Gastkommentar

Reform-Illusionen

Bis Ende dieses Jahres muss der Bund die Zahlungsfähigkeit der Rentenversicherung sichern. 2006 kassiert die Sozialversicherung dreizehn Monatsbeiträge, was deren Liquidität bis 2007 gewährleistet. Dann wird jedoch die nächste Rentenreform fällig.

Walter Kannengießer
Sozialpolitik-Journalist

Die Nachricht hat überrascht: Die Beitragseinnahmen der Rentenversicherung (RV) sind im Juli um 1,5 Prozent hinter denen des Juli 2004 zurückgeblieben. Die Rentenversicherung hatte gehofft, im laufenden Jahr wenigstens ein bescheidenes Plus von 0,3 Prozent gegenüber dem Vorjahr zu erzielen. Damit ist nicht mehr zu rechnen. Der Bund kommt in die Pflicht: Er muss seine Zuschüsse früher zahlen und der RV mit Krediten helfen. Nur so können die Renten bis zum Jahresende pünktlich gezahlt werden. Also: Rente auf Pump. Von 2006 an müssen die Arbeitgeber ihre Beiträge etwa zwei Wochen früher zahlen. Das bringt einmalig 20 Milliarden Euro zusätzliche Liquidität in die Sozialkassen; den Unternehmen wird sie entzogen. Die Politik gewinnt etwas Zeit.

Es mehren sich die Stimmen, die dafür plädieren, das heutige, durch einkommensbezogene Beiträge finanzierte System durch ein steuerfinanziertes Grundrentensystem zu ersetzen. Vor allem Kurt Biedenkopf streitet wieder dafür. Er will den Parteien und Bürgern die Illusionen nehmen. Andere streben eine möglichst mit Beiträgen finanzierte Grundsicherung an; auf diesem Weg sind wir schon. Die einen wollen also weg vom heutigen System, die anderen wollen es durch Reformen demographiefest machen. Die Befürworter eines Grundrentensystems machen es sich recht leicht und verschweigen die Probleme, die auch mit diesem Rentenmodell verbunden sind. Die Grundrente müsste, um akzeptiert zu werden, über dem Niveau der Sozialhilfe liegen. Die heutigen Renten, die in ihrem Realwert stetig sinken, können aber nicht beliebig gekürzt werden. Und auch die mit hohen Beiträgen erworbenen Anwartschaften lassen sich allenfalls im Zeitablauf abschmelzen. Fazit: Die Grundrente brächte vielen Kleinrentnern mehr; die Kosten für die höheren Renten würden nur allmählich sinken. Das neue Rentensystem brächte für mehr als ein Jahrzehnt eine gewaltige zusätzliche Belastung.

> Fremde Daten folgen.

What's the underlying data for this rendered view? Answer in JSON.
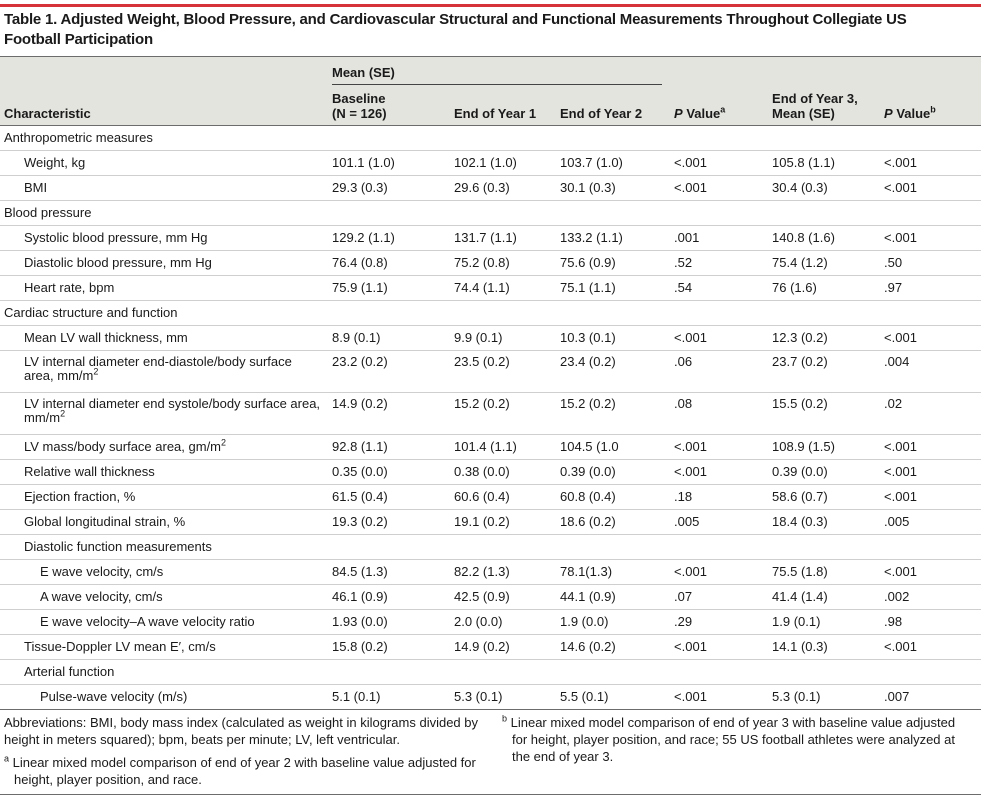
{
  "title": "Table 1. Adjusted Weight, Blood Pressure, and Cardiovascular Structural and Functional Measurements Throughout Collegiate US Football Participation",
  "header": {
    "group": "Mean (SE)",
    "characteristic": "Characteristic",
    "baseline_l1": "Baseline",
    "baseline_l2": "(N = 126)",
    "year1": "End of Year 1",
    "year2": "End of Year 2",
    "pvalue_a": "P",
    "pvalue_a_rest": " Value",
    "pvalue_a_sup": "a",
    "year3_l1": "End of Year 3,",
    "year3_l2": "Mean (SE)",
    "pvalue_b": "P",
    "pvalue_b_rest": " Value",
    "pvalue_b_sup": "b"
  },
  "rows": [
    {
      "label": "Anthropometric measures",
      "level": 0
    },
    {
      "label": "Weight, kg",
      "level": 1,
      "v": [
        "101.1 (1.0)",
        "102.1 (1.0)",
        "103.7 (1.0)",
        "<.001",
        "105.8 (1.1)",
        "<.001"
      ]
    },
    {
      "label": "BMI",
      "level": 1,
      "v": [
        "29.3 (0.3)",
        "29.6 (0.3)",
        "30.1 (0.3)",
        "<.001",
        "30.4 (0.3)",
        "<.001"
      ]
    },
    {
      "label": "Blood pressure",
      "level": 0
    },
    {
      "label": "Systolic blood pressure, mm Hg",
      "level": 1,
      "v": [
        "129.2 (1.1)",
        "131.7 (1.1)",
        "133.2 (1.1)",
        ".001",
        "140.8 (1.6)",
        "<.001"
      ]
    },
    {
      "label": "Diastolic blood pressure, mm Hg",
      "level": 1,
      "v": [
        "76.4 (0.8)",
        "75.2 (0.8)",
        "75.6 (0.9)",
        ".52",
        "75.4 (1.2)",
        ".50"
      ]
    },
    {
      "label": "Heart rate, bpm",
      "level": 1,
      "v": [
        "75.9 (1.1)",
        "74.4 (1.1)",
        "75.1 (1.1)",
        ".54",
        "76 (1.6)",
        ".97"
      ]
    },
    {
      "label": "Cardiac structure and function",
      "level": 0
    },
    {
      "label": "Mean LV wall thickness, mm",
      "level": 1,
      "v": [
        "8.9 (0.1)",
        "9.9 (0.1)",
        "10.3 (0.1)",
        "<.001",
        "12.3 (0.2)",
        "<.001"
      ]
    },
    {
      "label": "LV internal diameter end-diastole/body surface area, mm/m",
      "sup": "2",
      "level": 1,
      "tall": true,
      "v": [
        "23.2 (0.2)",
        "23.5 (0.2)",
        "23.4 (0.2)",
        ".06",
        "23.7 (0.2)",
        ".004"
      ]
    },
    {
      "label": "LV internal diameter end systole/body surface area, mm/m",
      "sup": "2",
      "level": 1,
      "tall": true,
      "v": [
        "14.9 (0.2)",
        "15.2 (0.2)",
        "15.2 (0.2)",
        ".08",
        "15.5 (0.2)",
        ".02"
      ]
    },
    {
      "label": "LV mass/body surface area, gm/m",
      "sup": "2",
      "level": 1,
      "v": [
        "92.8 (1.1)",
        "101.4 (1.1)",
        "104.5 (1.0",
        "<.001",
        "108.9 (1.5)",
        "<.001"
      ]
    },
    {
      "label": "Relative wall thickness",
      "level": 1,
      "v": [
        "0.35 (0.0)",
        "0.38 (0.0)",
        "0.39 (0.0)",
        "<.001",
        "0.39 (0.0)",
        "<.001"
      ]
    },
    {
      "label": "Ejection fraction, %",
      "level": 1,
      "v": [
        "61.5 (0.4)",
        "60.6 (0.4)",
        "60.8 (0.4)",
        ".18",
        "58.6 (0.7)",
        "<.001"
      ]
    },
    {
      "label": "Global longitudinal strain, %",
      "level": 1,
      "v": [
        "19.3 (0.2)",
        "19.1 (0.2)",
        "18.6 (0.2)",
        ".005",
        "18.4 (0.3)",
        ".005"
      ]
    },
    {
      "label": "Diastolic function measurements",
      "level": 1
    },
    {
      "label": "E wave velocity, cm/s",
      "level": 2,
      "v": [
        "84.5 (1.3)",
        "82.2 (1.3)",
        "78.1(1.3)",
        "<.001",
        "75.5 (1.8)",
        "<.001"
      ]
    },
    {
      "label": "A wave velocity, cm/s",
      "level": 2,
      "v": [
        "46.1 (0.9)",
        "42.5 (0.9)",
        "44.1 (0.9)",
        ".07",
        "41.4 (1.4)",
        ".002"
      ]
    },
    {
      "label": "E wave velocity–A wave velocity ratio",
      "level": 2,
      "v": [
        "1.93 (0.0)",
        "2.0 (0.0)",
        "1.9 (0.0)",
        ".29",
        "1.9 (0.1)",
        ".98"
      ]
    },
    {
      "label": "Tissue-Doppler LV mean E′, cm/s",
      "level": 1,
      "v": [
        "15.8 (0.2)",
        "14.9 (0.2)",
        "14.6 (0.2)",
        "<.001",
        "14.1 (0.3)",
        "<.001"
      ]
    },
    {
      "label": "Arterial function",
      "level": 1
    },
    {
      "label": "Pulse-wave velocity (m/s)",
      "level": 2,
      "v": [
        "5.1 (0.1)",
        "5.3 (0.1)",
        "5.5 (0.1)",
        "<.001",
        "5.3 (0.1)",
        ".007"
      ]
    }
  ],
  "notes": {
    "abbrev": "Abbreviations: BMI, body mass index (calculated as weight in kilograms divided by height in meters squared); bpm, beats per minute; LV, left ventricular.",
    "a_mark": "a",
    "a_text": " Linear mixed model comparison of end of year 2 with baseline value adjusted for height, player position, and race.",
    "b_mark": "b",
    "b_text": " Linear mixed model comparison of end of year 3 with baseline value adjusted for height, player position, and race; 55 US football athletes were analyzed at the end of year 3."
  },
  "colors": {
    "accent": "#d6323a",
    "header_bg": "#e4e4df"
  }
}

Biedenkopf will, wie er kürzlich wieder sagte, sein Rentensystem durch die Erhöhung der direkten und indirekten Steuern finanzieren. Das passt nicht zu den Bemühungen, neben den Arbeitskosten möglichst auch die Steuern zu senken. Die Rentenausgaben werden heute zu knapp zwei Dritteln durch Beitragsumlagen gedeckt; die Grundrente wäre allein aus Steuerumlagen zu finanzieren. Das demographische Problem würde damit nur wenig entschärft. Dagegen nähme die Umverteilung über die Steuerprogression noch zu. Die ergänzende kapitalbildende Vorsorge würde nicht überflüssig, sondern noch dringlicher. Beispiele anderer Ländern zeigen, dass Grundrentensysteme in der Regel durch obligatorische gesetzliche oder tarifliche Rentensysteme flankiert werden, an deren Finanzierung die Arbeitgeber beteiligt sind. Den berufständischen Versorgungswerken fiele in einem solchen System allenfalls noch die Funktion der ergänzenden Alterssicherung zu. Die Renten folgen heute den Löhnen, Grundrenten müssen der Preisentwicklung Rechnung tragen. Darüber entscheidet die Politik. Die Lohndynamik würde durch eine Wahldynamik ersetzt.

Es bleibt nichts anderes übrig, als das Rentenniveau bei steigendem Lebensalter weiter abzuschmelzen, Wachstum zu mobilisieren, die Zahl der Erwerbstätigen zu vergrößern, die Lebensarbeitszeit zu verlängern und noch stärker die ergänzende kapitalbildende Vorsorge zu fördern. Wenig hilfreich sind dagegen die Vorschläge namhafter Ökonomen, die Löhne stärker zu erhöhen, um mehr Geld in die Sozialkassen zu bringen, oder schon mittelfristig die Rente mit 70 einzuführen, so lange nicht einmal die schrittweise Erhöhung der Altersgrenze nach 2010 auf 67 Jahre durchzusetzen ist.

Gastkommentare entsprechen nicht immer der Ansicht der Herausgeber.